Resolvi colecionar os tipos de golpes em que não caí, mas que chamaram atenção pela originalidade no quesito “bizarrice”. Parece que os tais algoritmos informam aos golpistas que o velhinho aqui tem a atenção atraída sedutoramente por e-mails e mensagens oferecendo coisas improváveis.
Já fui convidado a ser sócio — sem precisar aportar capital (exceto uma pequena quantia de “caução”) — de uma viúva sul-africana que queria investir em São José (!!!). Também já fui “homenageado” com um título de Comendador, que incluía diploma, troféu, medalha, barrete, pin metálico, selo de qualidade e até o carimbo do Diário Oficial para provar autenticidade. Para receber a honraria, “só” teria que ajudar com a despesa do jantar.
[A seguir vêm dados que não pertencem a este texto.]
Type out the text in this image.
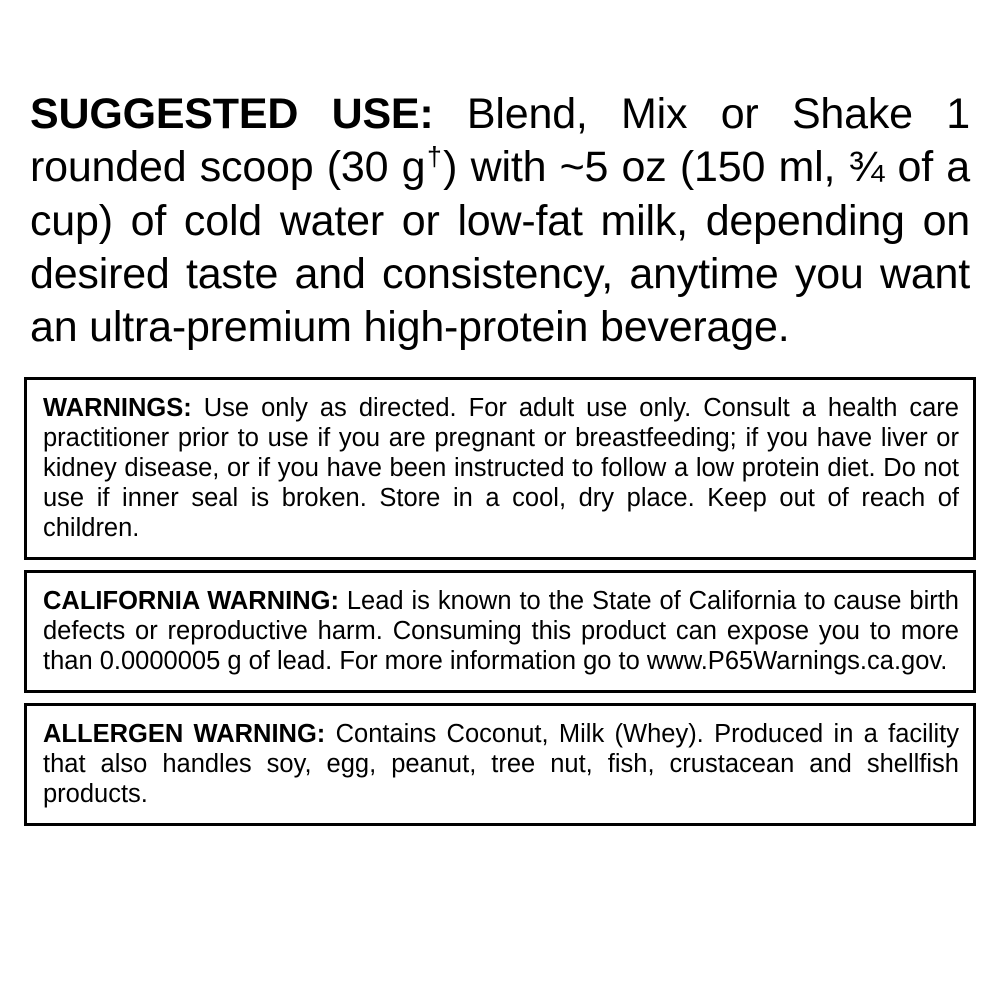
SUGGESTED USE: Blend, Mix or Shake 1 rounded scoop (30 g†) with ~5 oz (150 ml, ¾ of a cup) of cold water or low-fat milk, depending on desired taste and consistency, anytime you want an ultra-premium high-protein beverage.

WARNINGS: Use only as directed. For adult use only. Consult a health care practitioner prior to use if you are pregnant or breastfeeding; if you have liver or kidney disease, or if you have been instructed to follow a low protein diet. Do not use if inner seal is broken. Store in a cool, dry place. Keep out of reach of children.

CALIFORNIA WARNING: Lead is known to the State of California to cause birth defects or reproductive harm. Consuming this product can expose you to more than 0.0000005 g of lead. For more information go to www.P65Warnings.ca.gov.

ALLERGEN WARNING: Contains Coconut, Milk (Whey). Produced in a facility that also handles soy, egg, peanut, tree nut, fish, crustacean and shellfish products.
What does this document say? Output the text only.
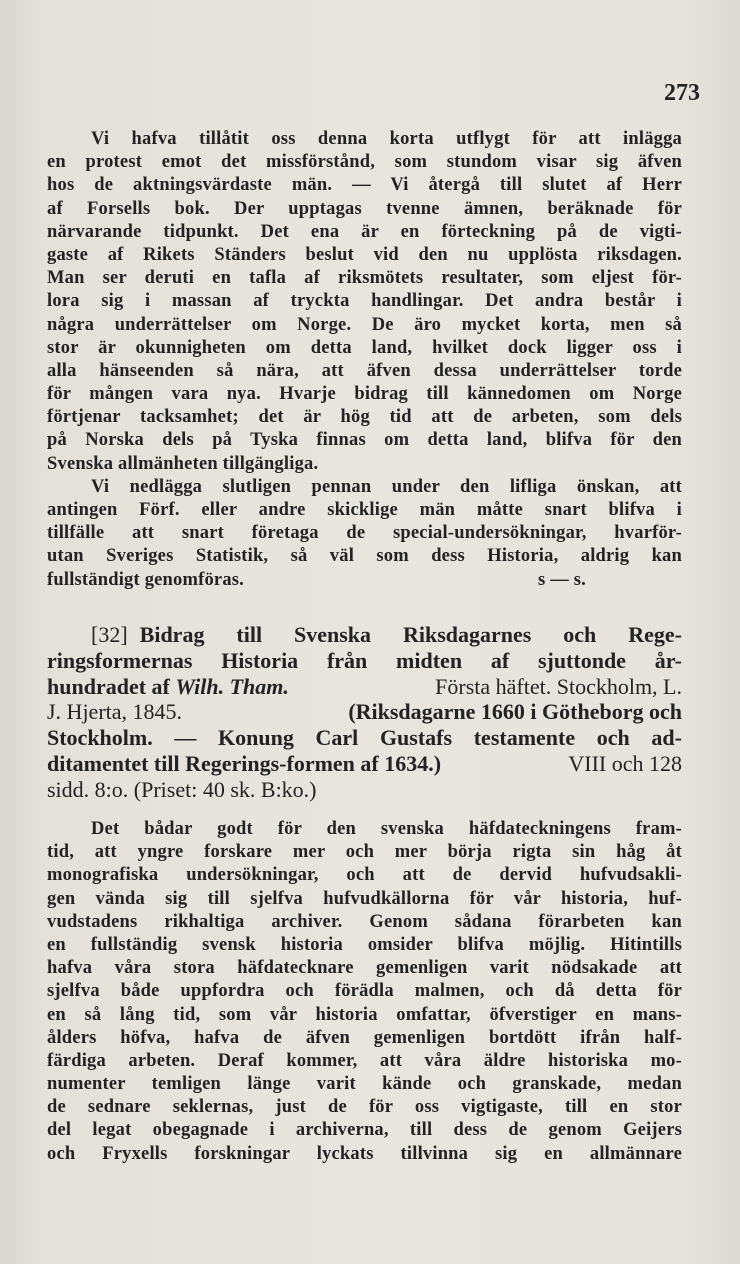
273
Vi hafva tillåtit oss denna korta utflygt för att inlägga
en protest emot det missförstånd, som stundom visar sig äfven
hos de aktningsvärdaste män. — Vi återgå till slutet af Herr
af Forsells bok. Der upptagas tvenne ämnen, beräknade för
närvarande tidpunkt. Det ena är en förteckning på de vigti-
gaste af Rikets Ständers beslut vid den nu upplösta riksdagen.
Man ser deruti en tafla af riksmötets resultater, som eljest för-
lora sig i massan af tryckta handlingar. Det andra består i
några underrättelser om Norge. De äro mycket korta, men så
stor är okunnigheten om detta land, hvilket dock ligger oss i
alla hänseenden så nära, att äfven dessa underrättelser torde
för mången vara nya. Hvarje bidrag till kännedomen om Norge
förtjenar tacksamhet; det är hög tid att de arbeten, som dels
på Norska dels på Tyska finnas om detta land, blifva för den
Svenska allmänheten tillgängliga.
Vi nedlägga slutligen pennan under den lifliga önskan, att
antingen Förf. eller andre skicklige män måtte snart blifva i
tillfälle att snart företaga de special-undersökningar, hvarför-
utan Sveriges Statistik, så väl som dess Historia, aldrig kan
fullständigt genomföras.	s — s.
[32] Bidrag till Svenska Riksdagarnes och Rege-
ringsformernas Historia från midten af sjuttonde år-
hundradet af Wilh. Tham.	Första häftet. Stockholm, L.
J. Hjerta, 1845.	(Riksdagarne 1660 i Götheborg och
Stockholm. — Konung Carl Gustafs testamente och ad-
ditamentet till Regerings-formen af 1634.)	VIII och 128
sidd. 8:o. (Priset: 40 sk. B:ko.)
Det bådar godt för den svenska häfdateckningens fram-
tid, att yngre forskare mer och mer börja rigta sin håg åt
monografiska undersökningar, och att de dervid hufvudsakli-
gen vända sig till sjelfva hufvudkällorna för vår historia, huf-
vudstadens rikhaltiga archiver. Genom sådana förarbeten kan
en fullständig svensk historia omsider blifva möjlig. Hitintills
hafva våra stora häfdatecknare gemenligen varit nödsakade att
sjelfva både uppfordra och förädla malmen, och då detta för
en så lång tid, som vår historia omfattar, öfverstiger en mans-
ålders höfva, hafva de äfven gemenligen bortdött ifrån half-
färdiga arbeten. Deraf kommer, att våra äldre historiska mo-
numenter temligen länge varit kände och granskade, medan
de sednare seklernas, just de för oss vigtigaste, till en stor
del legat obegagnade i archiverna, till dess de genom Geijers
och Fryxells forskningar lyckats tillvinna sig en allmännare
Contei aqui que o FBI estava atrás de mim para eu resgatar uma quantia de mais de dois milhões de reais — na cotação daquele dia — liberada pelo Departamento de Justiça dos Estados Unidos, depois de um processo transitado em julgado. Eu tinha 24 horas para reivindicar a fortuna, mediante o pagamento de uma taxa de administração, que achei até razoável: apenas 300 dólares. Como não tinha essa quantia na hora, perdi o direito ao que era “meu”.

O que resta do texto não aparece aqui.